Raised in California, Howard attended law school at Gonzaga University and arrived in Wenatchee at age 25, after a few years as a Spokane public defender, to join the firm led by attorney Jeff Barker. At the time, Chelan County managed its criminal defense of indigent clients on a contract basis, and Barker's firm held the franchise.

In indigent defense, Howard says, "You get to do two things: You get to help people, plus, and this may sound melodramatic -- you get to defend the Constitution every day. Because if the Constitution doesn't apply to everyone, it doesn't apply to anyone."

While under the contract, Barker's firm represented defendants in the infamous Wenatchee sex abuse prosecutions, which led to charges of child sexual abuse against 42 Wenatchee Valley residents. The alleged victims later recanted most of their claims, investigations by police and social workers were criticized as overreaching and coercive, and appeals courts ruled that some clients were poorly assisted by their public defenders.

Howard represented Carol Doggett, who was convicted at trial of child rape and molestation in 1995 and sentenced to 10 years and 10 months in prison. The state Court of Appeals overturned her convictions in 1997, ruling there was insufficient proof the alleged child victim had been truthful in disclosures of abuse to a counselor.

"I truly believed that Carol Doggett was innocent," Howard says now. "I don't mean not guilty, I mean innocent. And that case bothered me for quite a long time. I really thought I gave every effort in that case, and to still have her convicted was just terrible."

Other factors also led the contract defense system to fall into disfavor. Grant County's public defense network was the subject of a 2004 class action suit, in which a judge found evidence of "systemic deficiencies" including overworked defense lawyers, ineffective supervision, and interference with funding by the Grant County Prosecutor's Office.

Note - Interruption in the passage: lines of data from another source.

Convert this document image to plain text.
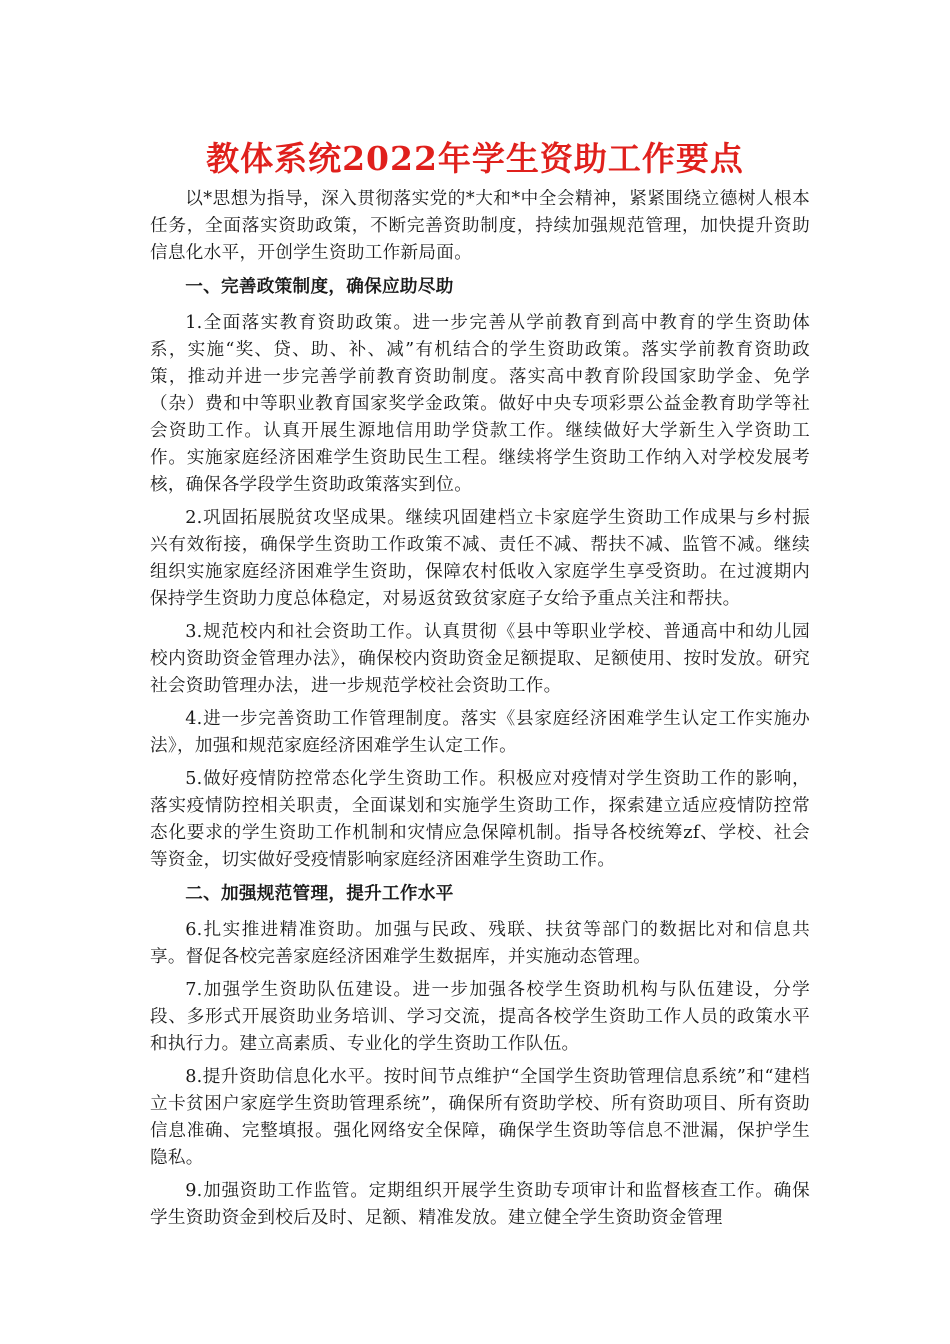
教体系统2022年学生资助工作要点

以*思想为指导，深入贯彻落实党的*大和*中全会精神，紧紧围绕立德树人根本任务，全面落实资助政策，不断完善资助制度，持续加强规范管理，加快提升资助信息化水平，开创学生资助工作新局面。

一、完善政策制度，确保应助尽助

1.全面落实教育资助政策。进一步完善从学前教育到高中教育的学生资助体系，实施“奖、贷、助、补、减”有机结合的学生资助政策。落实学前教育资助政策，推动并进一步完善学前教育资助制度。落实高中教育阶段国家助学金、免学（杂）费和中等职业教育国家奖学金政策。做好中央专项彩票公益金教育助学等社会资助工作。认真开展生源地信用助学贷款工作。继续做好大学新生入学资助工作。实施家庭经济困难学生资助民生工程。继续将学生资助工作纳入对学校发展考核，确保各学段学生资助政策落实到位。

2.巩固拓展脱贫攻坚成果。继续巩固建档立卡家庭学生资助工作成果与乡村振兴有效衔接，确保学生资助工作政策不减、责任不减、帮扶不减、监管不减。继续组织实施家庭经济困难学生资助，保障农村低收入家庭学生享受资助。在过渡期内保持学生资助力度总体稳定，对易返贫致贫家庭子女给予重点关注和帮扶。

3.规范校内和社会资助工作。认真贯彻《县中等职业学校、普通高中和幼儿园校内资助资金管理办法》，确保校内资助资金足额提取、足额使用、按时发放。研究社会资助管理办法，进一步规范学校社会资助工作。

4.进一步完善资助工作管理制度。落实《县家庭经济困难学生认定工作实施办法》，加强和规范家庭经济困难学生认定工作。

5.做好疫情防控常态化学生资助工作。积极应对疫情对学生资助工作的影响，落实疫情防控相关职责，全面谋划和实施学生资助工作，探索建立适应疫情防控常态化要求的学生资助工作机制和灾情应急保障机制。指导各校统筹zf、学校、社会等资金，切实做好受疫情影响家庭经济困难学生资助工作。

二、加强规范管理，提升工作水平

6.扎实推进精准资助。加强与民政、残联、扶贫等部门的数据比对和信息共享。督促各校完善家庭经济困难学生数据库，并实施动态管理。

7.加强学生资助队伍建设。进一步加强各校学生资助机构与队伍建设，分学段、多形式开展资助业务培训、学习交流，提高各校学生资助工作人员的政策水平和执行力。建立高素质、专业化的学生资助工作队伍。

8.提升资助信息化水平。按时间节点维护“全国学生资助管理信息系统”和“建档立卡贫困户家庭学生资助管理系统”，确保所有资助学校、所有资助项目、所有资助信息准确、完整填报。强化网络安全保障，确保学生资助等信息不泄漏，保护学生隐私。

9.加强资助工作监管。定期组织开展学生资助专项审计和监督核查工作。确保学生资助资金到校后及时、足额、精准发放。建立健全学生资助资金管理
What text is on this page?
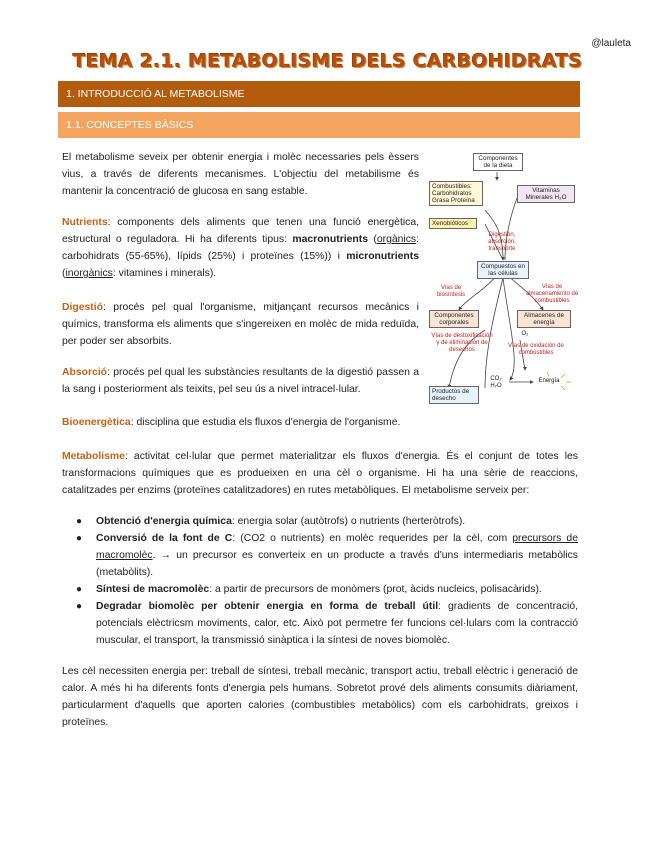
@lauleta
TEMA 2.1. METABOLISME DELS CARBOHIDRATS
1. INTRODUCCIÓ AL METABOLISME
1.1. CONCEPTES BÀSICS

El metabolisme seveix per obtenir energia i molèc necessaries pels èssers vius, a través de diferents mecanismes. L'objectiu del metabilisme és mantenir la concentració de glucosa en sang estable.

Nutrients: components dels aliments que tenen una funció energètica, estructural o reguladora. Hi ha diferents tipus: macronutrients (orgànics: carbohidrats (55-65%), lípids (25%) i proteïnes (15%)) i micronutrients (inorgànics: vitamines i minerals).

Digestió: procés pel qual l'organisme, mitjançant recursos mecànics i químics, transforma els aliments que s'ingereixen en molèc de mida reduïda, per poder ser absorbits.

Absorció: procés pel qual les substàncies resultants de la digestió passen a la sang i posteriorment als teixits, pel seu ús a nivel intracel·lular.

Bioenergètica: disciplina que estudia els fluxos d'energia de l'organisme.

Metabolisme: activitat cel·lular que permet materialitzar els fluxos d'energia. És el conjunt de totes les transformacions químiques que es produeixen en una cèl o organisme. Hi ha una sèrie de reaccions, catalitzades per enzims (proteïnes catalitzadores) en rutes metabòliques. El metabolisme serveix per:

● Obtenció d'energia química: energia solar (autòtrofs) o nutrients (herteròtrofs).
● Conversió de la font de C: (CO2 o nutrients) en molèc requerides per la cèl, com precursors de macromolèc. → un precursor es converteix en un producte a través d'uns intermediaris metabòlics (metabòlits).
● Síntesi de macromolèc: a partir de precursors de monòmers (prot, àcids nucleics, polisacàrids).
● Degradar biomolèc per obtenir energia en forma de treball útil: gradients de concentració, potencials elèctricsm moviments, calor, etc. Això pot permetre fer funcions cel·lulars com la contracció muscular, el transport, la transmissió sinàptica i la síntesi de noves biomolèc.

Les cèl necessiten energia per: treball de síntesi, treball mecànic, transport actiu, treball elèctric i generació de calor. A més hi ha diferents fonts d'energia pels humans. Sobretot prové dels aliments consumits diàriament, particularment d'aquells que aporten calories (combustibles metabòlics) com els carbohidrats, greixos i proteïnes.

Componentes de la dieta
Combustibles: Carbohidratos Grasa Proteína
Vitaminas Minerales H₂O
Xenobióticos
Digestión, absorción, transporte
Compuestos en las células
Vías de biosíntesis
Vías de almacenamiento de combustibles
Componentes corporales
Almacenes de energía
Vías de destoxificación y de eliminación de desechos
O₂
Vías de oxidación de combustibles
CO₂
H₂O
Energía
Productos de desecho
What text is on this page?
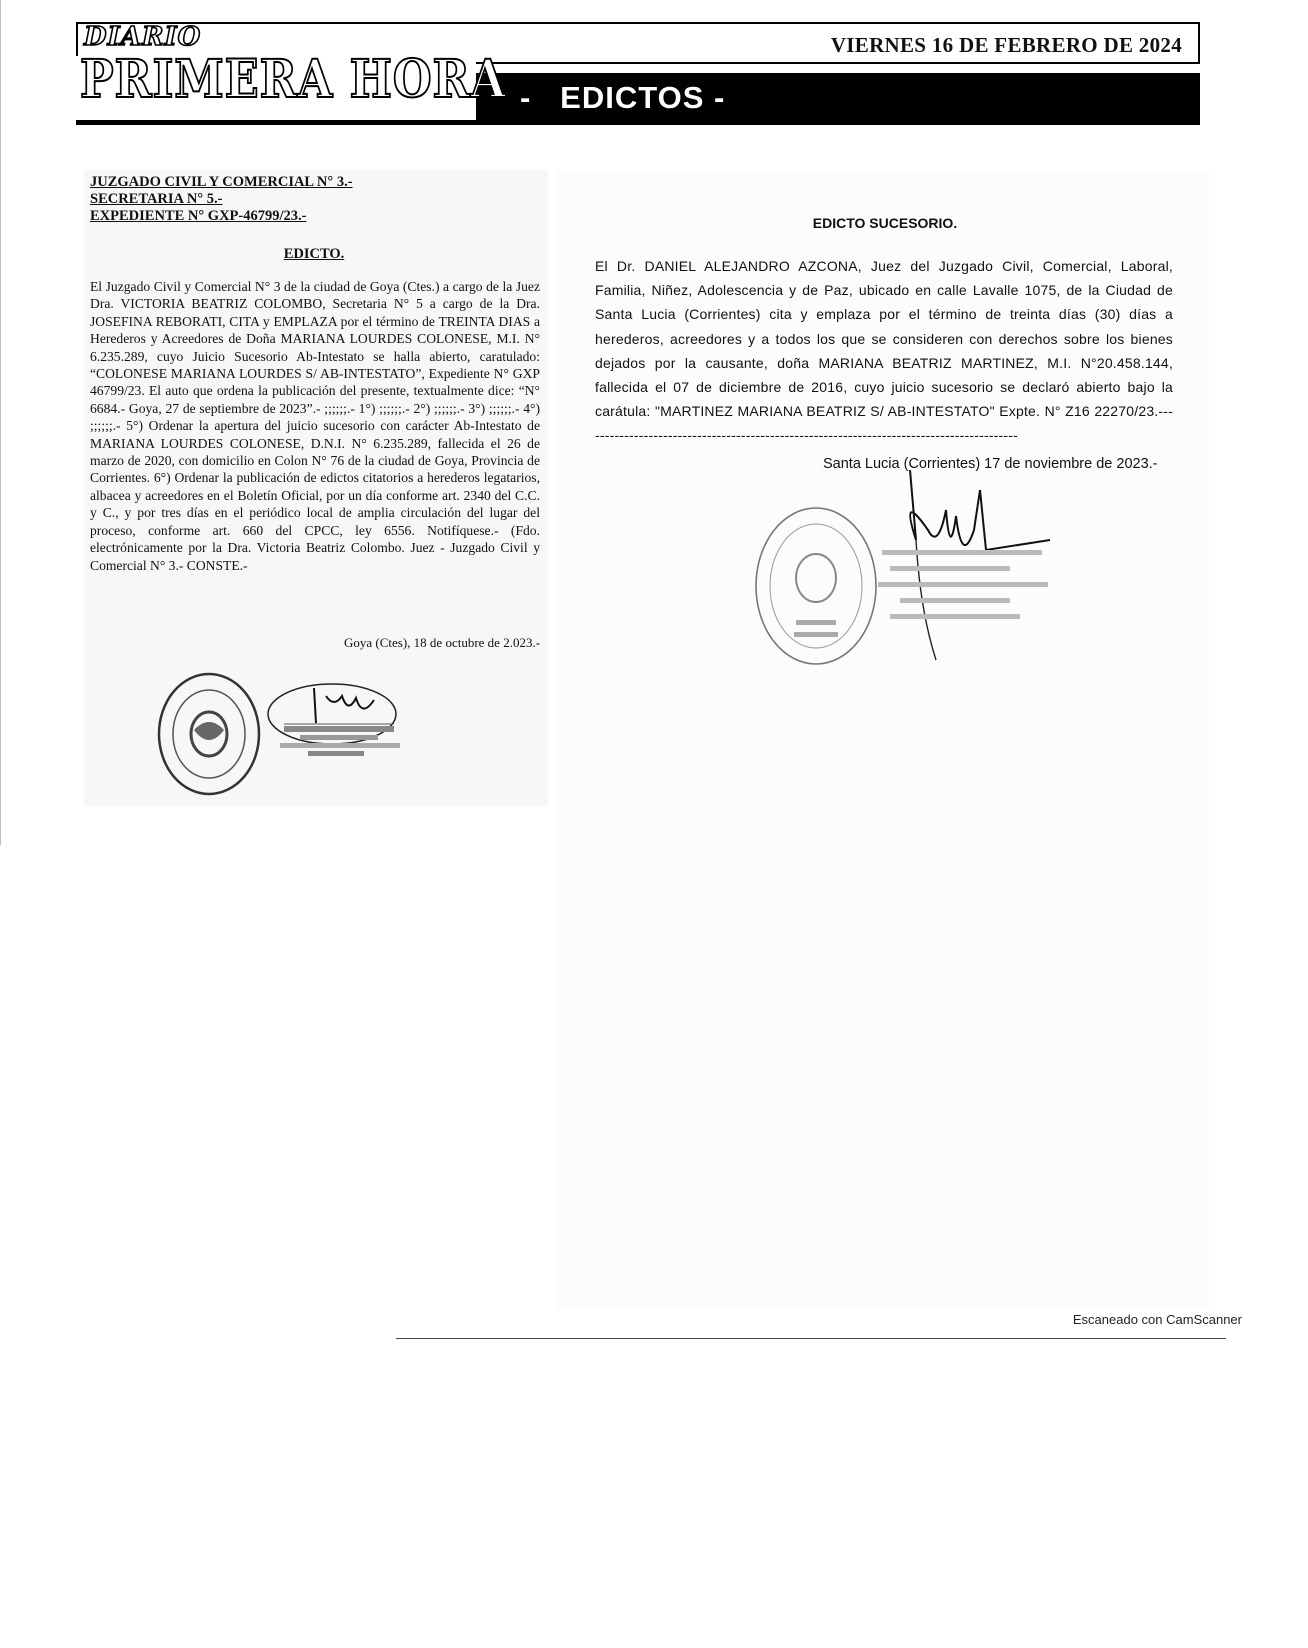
VIERNES 16 DE FEBRERO DE 2024
-   EDICTOS -
DIARIO
PRIMERA HORA
JUZGADO CIVIL Y COMERCIAL N° 3.-
SECRETARIA N° 5.-
EXPEDIENTE N° GXP-46799/23.-
EDICTO.
El Juzgado Civil y Comercial N° 3 de la ciudad de Goya (Ctes.) a cargo de la Juez Dra. VICTORIA BEATRIZ COLOMBO, Secretaria N° 5 a cargo de la Dra. JOSEFINA REBORATI, CITA y EMPLAZA por el término de TREINTA DIAS a Herederos y Acreedores de Doña MARIANA LOURDES COLONESE, M.I. N° 6.235.289, cuyo Juicio Sucesorio Ab-Intestato se halla abierto, caratulado: “COLONESE MARIANA LOURDES S/ AB-INTESTATO”, Expediente N° GXP 46799/23. El auto que ordena la publicación del presente, textualmente dice: “N° 6684.- Goya, 27 de septiembre de 2023”.- ;;;;;;.- 1°) ;;;;;;.- 2°) ;;;;;;.- 3°) ;;;;;;.- 4°) ;;;;;;.- 5°) Ordenar la apertura del juicio sucesorio con carácter Ab-Intestato de MARIANA LOURDES COLONESE, D.N.I. N° 6.235.289, fallecida el 26 de marzo de 2020, con domicilio en Colon N° 76 de la ciudad de Goya, Provincia de Corrientes. 6°) Ordenar la publicación de edictos citatorios a herederos legatarios, albacea y acreedores en el Boletín Oficial, por un día conforme art. 2340 del C.C. y C., y por tres días en el periódico local de amplia circulación del lugar del proceso, conforme art. 660 del CPCC, ley 6556. Notifíquese.- (Fdo. electrónicamente por la Dra. Victoria Beatriz Colombo. Juez - Juzgado Civil y Comercial N° 3.- CONSTE.-
Goya (Ctes), 18 de octubre de 2.023.-
EDICTO SUCESORIO.
El Dr. DANIEL ALEJANDRO AZCONA, Juez del Juzgado Civil, Comercial, Laboral, Familia, Niñez, Adolescencia y de Paz, ubicado en calle Lavalle 1075, de la Ciudad de Santa Lucia (Corrientes) cita y emplaza por el término de treinta días (30) días a herederos, acreedores y a todos los que se consideren con derechos sobre los bienes dejados por la causante, doña MARIANA BEATRIZ MARTINEZ, M.I. N°20.458.144, fallecida el 07 de diciembre de 2016, cuyo juicio sucesorio se declaró abierto bajo la carátula: "MARTINEZ MARIANA BEATRIZ S/ AB-INTESTATO" Expte. N° Z16 22270/23.------------------------------------------------------------------------------------------
Santa Lucia (Corrientes) 17 de noviembre de 2023.-
Escaneado con CamScanner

After Howard established his own law firm and won the defense contract in 2003, he approached Chelan County's judges and commissioners about "the idea of taking the profit out of public defense." He essentially retooled his firm into the nonprofit Counsel for Defense, ultimately hiring a team of up to 10 attorneys, two investigators and multiple support staff. In 2016, the agency aided 920 District Court clients, more than 500 in Superior Court and 200 new juvenile clients.

Lawyer Paul Kube, who chairs the Counsel for Defense board, said attorneys there are paid on par with lawyers in the Chelan County Prosecutor's Office. "Those attorneys, they're not the most highly paid lawyers, necessarily, but they're paid well, and they attract and retain quality candidates," he said. "That's what we wanted to be able to do on the defense side. Keith's been absolutely instrumental in accomplishing that."

"Other counties are trying to model themselves after Keith's program," said Superior Court Judge T.W, "Chip" Small, who helped draft Chelan County's public defense standards. "It's a really well-oiled machine he's built there."

Looking back on the sex-abuse prosecutions scandal, Howard says, "I feel that we've developed our system so that can't happen again. At least from the public defense side. In those days, we were so under-resourced in terms of investigations that it made things really difficult."

On the other hand, his biggest regret has been Chelan County's failure to establish a drug court, used to manage nonviolent criminal cases where the defendant has an acknowledged chemical dependency. "This is something that's been proven to reduce recidivism, protect the community, and save money," he argues.

Whether crime stems from addiction, poverty or mental illness, he says, "If we had a system that addresses the root cause, instead of just what has been done, we'd have a safer community, and much less tax burden on the people."